Les responsables des données de cinq organisations membres du RRDS Canada ont joué un rôle clé dans la réussite de l’essai pragmatique, en particulier en ce qui concerne le processus de consentement, a déclaré le Dr Garrison, ajoutant que l’utilisation de données multirégionales provenant de cinq provinces canadiennes a permis d’augmenter le nombre de participants et de produire des résultats plus généralisables. L’accès aux données par le biais du service du GSAD du RRDS Canada a facilité une expérience rationalisée et coordonnée entre plusieurs centres de données.
Le Dr Garrison a présenté les résultats de l’étude BedMed lors du congrès 2024 de la Société européenne de cardiologie. « Il y avait environ un millier de cardiologues dans l’auditoire et j’ai pu voir qu’il s’agissait d’une étude importante à leurs yeux, car elles et ils s’interrogent sur la fiabilité des données antérieures dans ce domaine et se demandaient s’il fallait modifier le calendrier d’administration de ces médicaments. L’étude BedMed est actuellement en cours d’examen par le JAMA.
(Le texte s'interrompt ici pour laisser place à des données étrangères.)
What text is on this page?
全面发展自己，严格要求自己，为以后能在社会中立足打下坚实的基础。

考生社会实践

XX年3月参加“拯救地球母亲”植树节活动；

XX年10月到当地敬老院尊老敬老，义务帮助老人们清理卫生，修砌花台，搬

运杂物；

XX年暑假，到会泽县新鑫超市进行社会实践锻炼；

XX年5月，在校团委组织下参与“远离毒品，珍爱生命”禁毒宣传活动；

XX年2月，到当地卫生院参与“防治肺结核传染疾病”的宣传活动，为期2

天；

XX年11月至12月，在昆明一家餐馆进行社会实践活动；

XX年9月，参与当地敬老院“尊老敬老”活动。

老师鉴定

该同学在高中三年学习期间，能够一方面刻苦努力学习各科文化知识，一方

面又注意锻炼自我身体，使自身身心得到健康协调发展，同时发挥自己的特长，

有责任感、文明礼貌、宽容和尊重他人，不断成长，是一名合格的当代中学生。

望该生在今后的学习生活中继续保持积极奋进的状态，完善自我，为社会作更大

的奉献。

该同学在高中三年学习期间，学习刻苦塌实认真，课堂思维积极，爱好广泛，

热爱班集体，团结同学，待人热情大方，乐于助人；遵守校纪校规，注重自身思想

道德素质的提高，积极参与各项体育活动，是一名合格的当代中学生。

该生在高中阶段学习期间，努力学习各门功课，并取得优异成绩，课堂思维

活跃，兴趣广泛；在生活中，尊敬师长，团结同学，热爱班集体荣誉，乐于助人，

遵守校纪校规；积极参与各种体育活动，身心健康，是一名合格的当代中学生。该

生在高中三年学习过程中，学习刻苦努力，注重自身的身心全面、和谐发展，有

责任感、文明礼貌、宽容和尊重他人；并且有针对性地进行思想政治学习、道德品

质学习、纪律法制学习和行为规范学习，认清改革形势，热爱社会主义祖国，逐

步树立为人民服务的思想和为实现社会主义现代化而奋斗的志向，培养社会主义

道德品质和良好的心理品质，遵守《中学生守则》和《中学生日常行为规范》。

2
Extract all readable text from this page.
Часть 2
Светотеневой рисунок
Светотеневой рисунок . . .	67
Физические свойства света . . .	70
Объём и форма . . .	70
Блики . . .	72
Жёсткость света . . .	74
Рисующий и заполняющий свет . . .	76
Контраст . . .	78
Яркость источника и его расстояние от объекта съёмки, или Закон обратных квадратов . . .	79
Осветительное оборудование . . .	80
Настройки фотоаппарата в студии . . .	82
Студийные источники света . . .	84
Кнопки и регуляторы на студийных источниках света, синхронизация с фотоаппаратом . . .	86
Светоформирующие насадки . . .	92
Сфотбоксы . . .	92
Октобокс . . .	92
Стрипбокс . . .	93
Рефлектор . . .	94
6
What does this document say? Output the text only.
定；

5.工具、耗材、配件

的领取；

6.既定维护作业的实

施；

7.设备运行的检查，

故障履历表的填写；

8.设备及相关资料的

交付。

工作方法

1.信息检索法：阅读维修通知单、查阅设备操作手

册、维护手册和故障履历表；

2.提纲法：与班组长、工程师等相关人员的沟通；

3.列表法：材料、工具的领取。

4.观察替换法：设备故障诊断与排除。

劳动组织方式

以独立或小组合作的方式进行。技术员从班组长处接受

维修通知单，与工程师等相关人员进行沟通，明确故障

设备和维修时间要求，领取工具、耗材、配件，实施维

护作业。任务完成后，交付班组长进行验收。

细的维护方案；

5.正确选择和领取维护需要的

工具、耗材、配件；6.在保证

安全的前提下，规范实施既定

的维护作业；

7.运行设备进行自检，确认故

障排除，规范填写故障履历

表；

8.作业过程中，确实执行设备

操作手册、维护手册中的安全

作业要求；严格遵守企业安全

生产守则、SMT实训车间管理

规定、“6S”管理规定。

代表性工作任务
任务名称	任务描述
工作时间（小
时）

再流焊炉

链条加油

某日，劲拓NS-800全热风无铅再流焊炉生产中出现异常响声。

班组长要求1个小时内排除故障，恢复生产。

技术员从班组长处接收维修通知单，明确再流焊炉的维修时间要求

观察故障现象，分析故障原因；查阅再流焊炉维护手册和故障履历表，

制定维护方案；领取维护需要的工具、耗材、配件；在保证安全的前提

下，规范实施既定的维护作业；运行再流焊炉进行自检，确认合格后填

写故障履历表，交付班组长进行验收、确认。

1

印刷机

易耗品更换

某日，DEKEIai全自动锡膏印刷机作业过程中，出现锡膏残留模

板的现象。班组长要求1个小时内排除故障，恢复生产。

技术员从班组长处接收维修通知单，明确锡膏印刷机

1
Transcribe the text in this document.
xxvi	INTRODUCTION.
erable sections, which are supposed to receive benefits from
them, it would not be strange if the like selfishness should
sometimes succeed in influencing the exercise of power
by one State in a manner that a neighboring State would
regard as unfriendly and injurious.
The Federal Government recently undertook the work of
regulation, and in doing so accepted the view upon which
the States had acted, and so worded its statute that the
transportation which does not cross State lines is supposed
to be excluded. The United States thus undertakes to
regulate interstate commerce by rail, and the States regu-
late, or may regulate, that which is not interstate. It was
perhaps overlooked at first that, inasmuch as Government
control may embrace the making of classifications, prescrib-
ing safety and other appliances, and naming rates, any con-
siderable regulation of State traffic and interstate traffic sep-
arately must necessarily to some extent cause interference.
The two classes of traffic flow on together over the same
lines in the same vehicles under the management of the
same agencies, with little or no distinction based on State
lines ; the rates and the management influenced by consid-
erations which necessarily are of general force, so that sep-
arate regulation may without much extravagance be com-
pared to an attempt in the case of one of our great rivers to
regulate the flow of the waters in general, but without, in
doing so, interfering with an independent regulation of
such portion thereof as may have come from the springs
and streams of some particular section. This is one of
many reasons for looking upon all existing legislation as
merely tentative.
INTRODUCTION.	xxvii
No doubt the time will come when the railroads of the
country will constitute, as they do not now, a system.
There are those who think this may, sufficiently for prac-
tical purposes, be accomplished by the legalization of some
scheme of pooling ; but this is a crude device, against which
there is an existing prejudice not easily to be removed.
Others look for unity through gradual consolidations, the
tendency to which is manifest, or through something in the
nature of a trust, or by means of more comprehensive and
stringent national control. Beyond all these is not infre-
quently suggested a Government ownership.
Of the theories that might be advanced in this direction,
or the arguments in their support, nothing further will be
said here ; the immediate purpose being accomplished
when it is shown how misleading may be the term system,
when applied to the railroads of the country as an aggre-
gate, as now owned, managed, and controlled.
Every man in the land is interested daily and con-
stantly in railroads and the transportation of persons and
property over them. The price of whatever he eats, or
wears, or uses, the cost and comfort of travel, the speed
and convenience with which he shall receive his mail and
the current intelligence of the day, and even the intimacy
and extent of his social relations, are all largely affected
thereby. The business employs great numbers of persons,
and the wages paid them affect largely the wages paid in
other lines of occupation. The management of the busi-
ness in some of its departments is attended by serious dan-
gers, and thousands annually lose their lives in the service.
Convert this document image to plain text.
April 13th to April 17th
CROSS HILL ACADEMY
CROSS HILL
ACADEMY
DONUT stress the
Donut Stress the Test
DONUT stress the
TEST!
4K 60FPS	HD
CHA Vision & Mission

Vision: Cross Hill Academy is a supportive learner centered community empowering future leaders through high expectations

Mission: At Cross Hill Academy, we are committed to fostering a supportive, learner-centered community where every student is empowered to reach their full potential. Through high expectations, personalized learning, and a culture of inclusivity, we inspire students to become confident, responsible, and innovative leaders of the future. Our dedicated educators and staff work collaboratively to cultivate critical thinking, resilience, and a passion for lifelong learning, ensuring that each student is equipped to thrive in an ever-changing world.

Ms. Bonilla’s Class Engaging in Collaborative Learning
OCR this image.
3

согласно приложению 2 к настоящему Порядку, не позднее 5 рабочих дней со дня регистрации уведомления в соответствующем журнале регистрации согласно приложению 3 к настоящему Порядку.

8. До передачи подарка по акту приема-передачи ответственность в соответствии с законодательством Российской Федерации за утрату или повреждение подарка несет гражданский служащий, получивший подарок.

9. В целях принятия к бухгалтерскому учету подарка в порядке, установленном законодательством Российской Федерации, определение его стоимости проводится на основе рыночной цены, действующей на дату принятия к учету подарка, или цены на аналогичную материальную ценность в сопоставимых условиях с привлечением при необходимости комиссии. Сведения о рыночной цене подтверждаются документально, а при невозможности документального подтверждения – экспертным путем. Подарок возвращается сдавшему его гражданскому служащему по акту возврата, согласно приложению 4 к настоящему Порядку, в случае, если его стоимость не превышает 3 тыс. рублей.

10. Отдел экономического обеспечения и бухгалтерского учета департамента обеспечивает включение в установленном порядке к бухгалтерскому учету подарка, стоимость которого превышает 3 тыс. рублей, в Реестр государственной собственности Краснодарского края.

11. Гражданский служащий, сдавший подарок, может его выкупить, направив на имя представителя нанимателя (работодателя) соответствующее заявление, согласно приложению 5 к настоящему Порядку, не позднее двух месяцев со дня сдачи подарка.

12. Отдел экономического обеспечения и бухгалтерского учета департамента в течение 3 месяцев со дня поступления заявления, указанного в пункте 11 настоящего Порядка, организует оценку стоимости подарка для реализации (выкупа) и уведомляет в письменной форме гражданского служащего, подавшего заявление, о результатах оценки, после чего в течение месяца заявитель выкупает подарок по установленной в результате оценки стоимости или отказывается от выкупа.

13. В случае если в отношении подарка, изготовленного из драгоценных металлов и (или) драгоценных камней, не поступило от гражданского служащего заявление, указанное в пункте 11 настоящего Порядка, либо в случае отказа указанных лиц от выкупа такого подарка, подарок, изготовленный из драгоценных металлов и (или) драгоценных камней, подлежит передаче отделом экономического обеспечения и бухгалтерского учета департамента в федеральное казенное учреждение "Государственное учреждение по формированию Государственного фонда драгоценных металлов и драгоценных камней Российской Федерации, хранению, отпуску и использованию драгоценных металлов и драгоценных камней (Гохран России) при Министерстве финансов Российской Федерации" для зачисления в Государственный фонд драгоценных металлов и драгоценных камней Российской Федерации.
L’équipe de recherche prévoit d’utiliser les mêmes ensembles de données pour publier un article sur les différences de comportement en matière de santé entre les personnes qui se portent volontaires pour des essais randomisés et celles qui ne le font pas.« Parce que nous travaillons avec des données administratives, nous sommes dans une position unique où nous pouvons examiner les comportements et les résultats en matière de santé des personnes qui se portent volontaires pour des essais comme BedMed, et les comparer à ceux et celles qui ont été invité-e-s mais ne se sont pas porté-e-s volontaires. Nous savons déjà que les volontaires offrent des résultats différents, mais ce travail peut nous indiquer à quel point cette différence joue lorsqu’il s’agit de dépistage et de mesures préventives », a-t-il déclaré.